PITR is the ability to recover a database to a particular state at some time in the past - ideally to as near to when a failure started to occur as possible - usual scenario. You may want to have a view of the state of the db at certain times in the past, but there are better ways of doing this than performing (time consuming) restores from backups and logs!
Various systems have various ways (and names) for doing this.
Oracle has redo logs - your system crashes, so you go to your most recent backup and apply the redo logs to the point where they are still valid - ideally merely seconds before any failure. Ideally, your redo logs are not kept on the DB server but copied out to redundant storage somewhere - even off site.

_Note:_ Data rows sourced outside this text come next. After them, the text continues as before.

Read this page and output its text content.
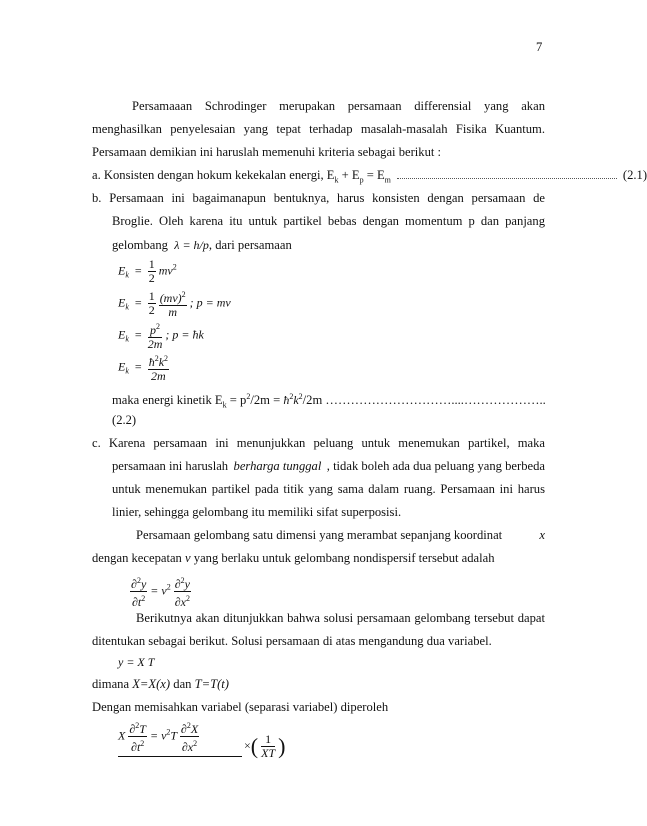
7
Persamaaan Schrodinger merupakan persamaan differensial yang akan
menghasilkan penyelesaian yang tepat terhadap masalah-masalah Fisika Kuantum.
Persamaan demikian ini haruslah memenuhi kriteria sebagai berikut :
a. Konsisten dengan hokum kekekalan energi, $E_k + E_p = E_m$	(2.1)
b. Persamaan ini bagaimanapun bentuknya, harus konsisten dengan persamaan de
Broglie. Oleh karena itu untuk partikel bebas dengan momentum p dan panjang
gelombang λ = h/p, dari persamaan
$E_k = \frac{1}{2} mv^2$
$E_k = \frac{1}{2}$
$\frac{(mv)^2}{m}$ ; p = mv
$E_k = \frac{p^2}{2m}$ ; p = ħk
$E_k = \frac{ħ^2k^2}{2m}$
maka energi kinetik $E_k = p^2/2m$ = $ħ^2k^2/2m$ …………………………....………………..
(2.2)
c. Karena persamaan ini menunjukkan peluang untuk menemukan partikel, maka
persamaan ini haruslah berharga tunggal , tidak boleh ada dua peluang yang berbeda
untuk menemukan partikel pada titik yang sama dalam ruang. Persamaan ini harus
linier, sehingga gelombang itu memiliki sifat superposisi.
Persamaan gelombang satu dimensi yang merambat sepanjang koordinat	x
dengan kecepatan v yang berlaku untuk gelombang nondispersif tersebut adalah
$\frac{\partial^2y}{\partial t^2} = v^2 \frac{\partial^2y}{\partial x^2}$
Berikutnya akan ditunjukkan bahwa solusi persamaan gelombang tersebut dapat
ditentukan sebagai berikut. Solusi persamaan di atas mengandung dua variabel.
y = X T
dimana X=X(x) dan T=T(t)
Dengan memisahkan variabel (separasi variabel) diperoleh
X $\frac{\partial^2T}{\partial t^2} = v^2T \frac{\partial^2X}{\partial x^2}$	×( $\frac{1}{XT}$ )
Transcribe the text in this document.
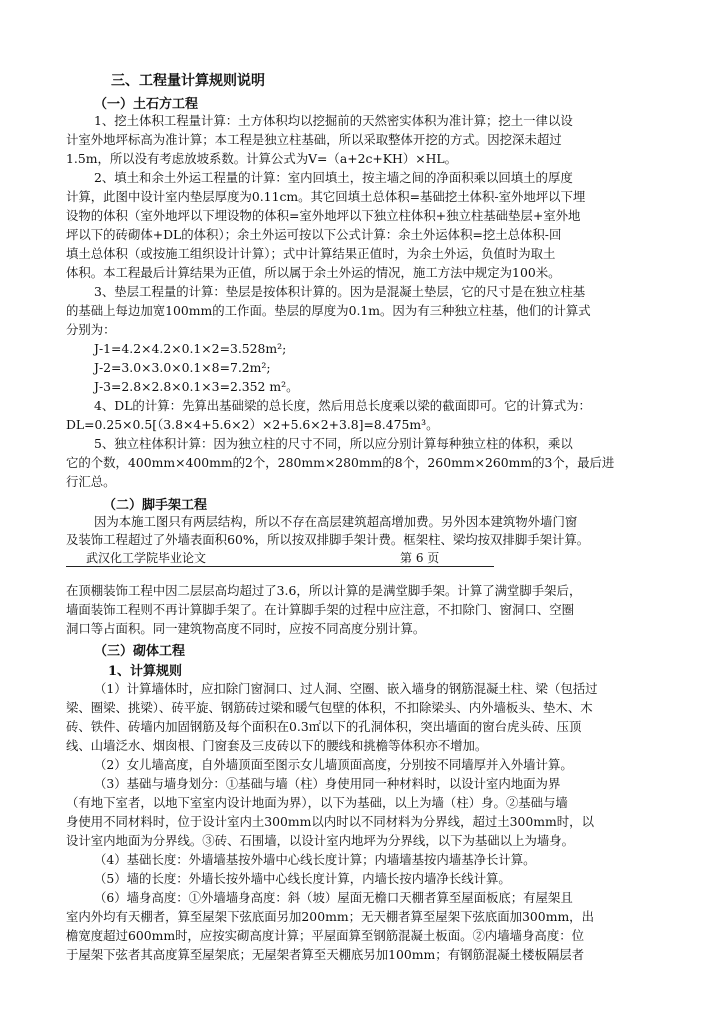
三、工程量计算规则说明
（一）土石方工程
1、挖土体积工程量计算：土方体积均以挖掘前的天然密实体积为准计算；挖土一律以设
计室外地坪标高为准计算；本工程是独立柱基础，所以采取整体开挖的方式。因挖深未超过
1.5m，所以没有考虑放坡系数。计算公式为V=（a+2c+KH）×HL。
2、填土和余土外运工程量的计算：室内回填土，按主墙之间的净面积乘以回填土的厚度
计算，此图中设计室内垫层厚度为0.11cm。其它回填土总体积=基础挖土体积-室外地坪以下埋
设物的体积（室外地坪以下埋设物的体积=室外地坪以下独立柱体积+独立柱基础垫层+室外地
坪以下的砖砌体+DL的体积）；余土外运可按以下公式计算：余土外运体积=挖土总体积-回
填土总体积（或按施工组织设计计算）；式中计算结果正值时，为余土外运，负值时为取土
体积。本工程最后计算结果为正值，所以属于余土外运的情况，施工方法中规定为100米。
3、垫层工程量的计算：垫层是按体积计算的。因为是混凝土垫层，它的尺寸是在独立柱基
的基础上每边加宽100mm的工作面。垫层的厚度为0.1m。因为有三种独立柱基，他们的计算式
分别为：
J-1=4.2×4.2×0.1×2=3.528m²;
J-2=3.0×3.0×0.1×8=7.2m²;
J-3=2.8×2.8×0.1×3=2.352 m²。
4、DL的计算：先算出基础梁的总长度，然后用总长度乘以梁的截面即可。它的计算式为：
DL=0.25×0.5[（3.8×4+5.6×2）×2+5.6×2+3.8]=8.475m³。
5、独立柱体积计算：因为独立柱的尺寸不同，所以应分别计算每种独立柱的体积，乘以
它的个数，400mm×400mm的2个，280mm×280mm的8个，260mm×260mm的3个，最后进
行汇总。
（二）脚手架工程
因为本施工图只有两层结构，所以不存在高层建筑超高增加费。另外因本建筑物外墙门窗
及装饰工程超过了外墙表面积60%，所以按双排脚手架计费。框架柱、梁均按双排脚手架计算。
武汉化工学院毕业论文	第 6 页
在顶棚装饰工程中因二层层高均超过了3.6，所以计算的是满堂脚手架。计算了满堂脚手架后，
墙面装饰工程则不再计算脚手架了。在计算脚手架的过程中应注意，不扣除门、窗洞口、空圈
洞口等占面积。同一建筑物高度不同时，应按不同高度分别计算。
（三）砌体工程
1、计算规则
（1）计算墙体时，应扣除门窗洞口、过人洞、空圈、嵌入墙身的钢筋混凝土柱、梁（包括过
梁、圈梁、挑梁）、砖平旋、钢筋砖过梁和暖气包壁的体积，不扣除梁头、内外墙板头、垫木、木
砖、铁件、砖墙内加固钢筋及每个面积在0.3㎡以下的孔洞体积，突出墙面的窗台虎头砖、压顶
线、山墙泛水、烟囱根、门窗套及三皮砖以下的腰线和挑檐等体积亦不增加。
（2）女儿墙高度，自外墙顶面至图示女儿墙顶面高度，分别按不同墙厚并入外墙计算。
（3）基础与墙身划分：①基础与墙（柱）身使用同一种材料时，以设计室内地面为界
（有地下室者，以地下室室内设计地面为界），以下为基础，以上为墙（柱）身。②基础与墙
身使用不同材料时，位于设计室内土300mm以内时以不同材料为分界线，超过土300mm时，以
设计室内地面为分界线。③砖、石围墙，以设计室内地坪为分界线，以下为基础以上为墙身。
（4）基础长度：外墙墙基按外墙中心线长度计算；内墙墙基按内墙基净长计算。
（5）墙的长度：外墙长按外墙中心线长度计算，内墙长按内墙净长线计算。
（6）墙身高度：①外墙墙身高度：斜（坡）屋面无檐口天棚者算至屋面板底；有屋架且
室内外均有天棚者，算至屋架下弦底面另加200mm；无天棚者算至屋架下弦底面加300mm，出
檐宽度超过600mm时，应按实砌高度计算；平屋面算至钢筋混凝土板面。②内墙墙身高度：位
于屋架下弦者其高度算至屋架底；无屋架者算至天棚底另加100mm；有钢筋混凝土楼板隔层者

Oracle also has the concept of Flashback queries where you can query the database as if it were some time in the past (also known as "AS OF" or "ASOF" queries - Oracle also calls it "Total Recall") when your system hasn't gone down, but for some reason you wish to know the state of play at some time in the past - there is considerable overhead associated with this, so care is required in making use of this feature.
SQL Server calls it Point In Time Restore (1, 2), but does not have Flashback queries, but does have snapshots. However it also has features which allow the user to do more or less the same thing using what Microsoft call (System Versioned) Temporal Tables - these permit "AS OF" queries as explained here - see this answer for more details. See also this answer in the same thread re. Change Data Capture and Change Tracking (more lightweight)!
An interesting take on this Flashback/ASOF query is to be found in the Datomic system - an immutable database (seemingly a contradiction in terms) - check out "asof" and "since" here.
There are two key concepts in recovery.
RPO - Recovery Point Objective: how many hours/minutes of data loss is acceptable?
RTO - Recovery Time Objective: how much time will it take to recover after business process interruptions?
A good explanation of these two ideas is to be found here. But, ye get nuttin for nuttin! The more stringent your requirements, the more money you're going to have to shell out for equipment and software!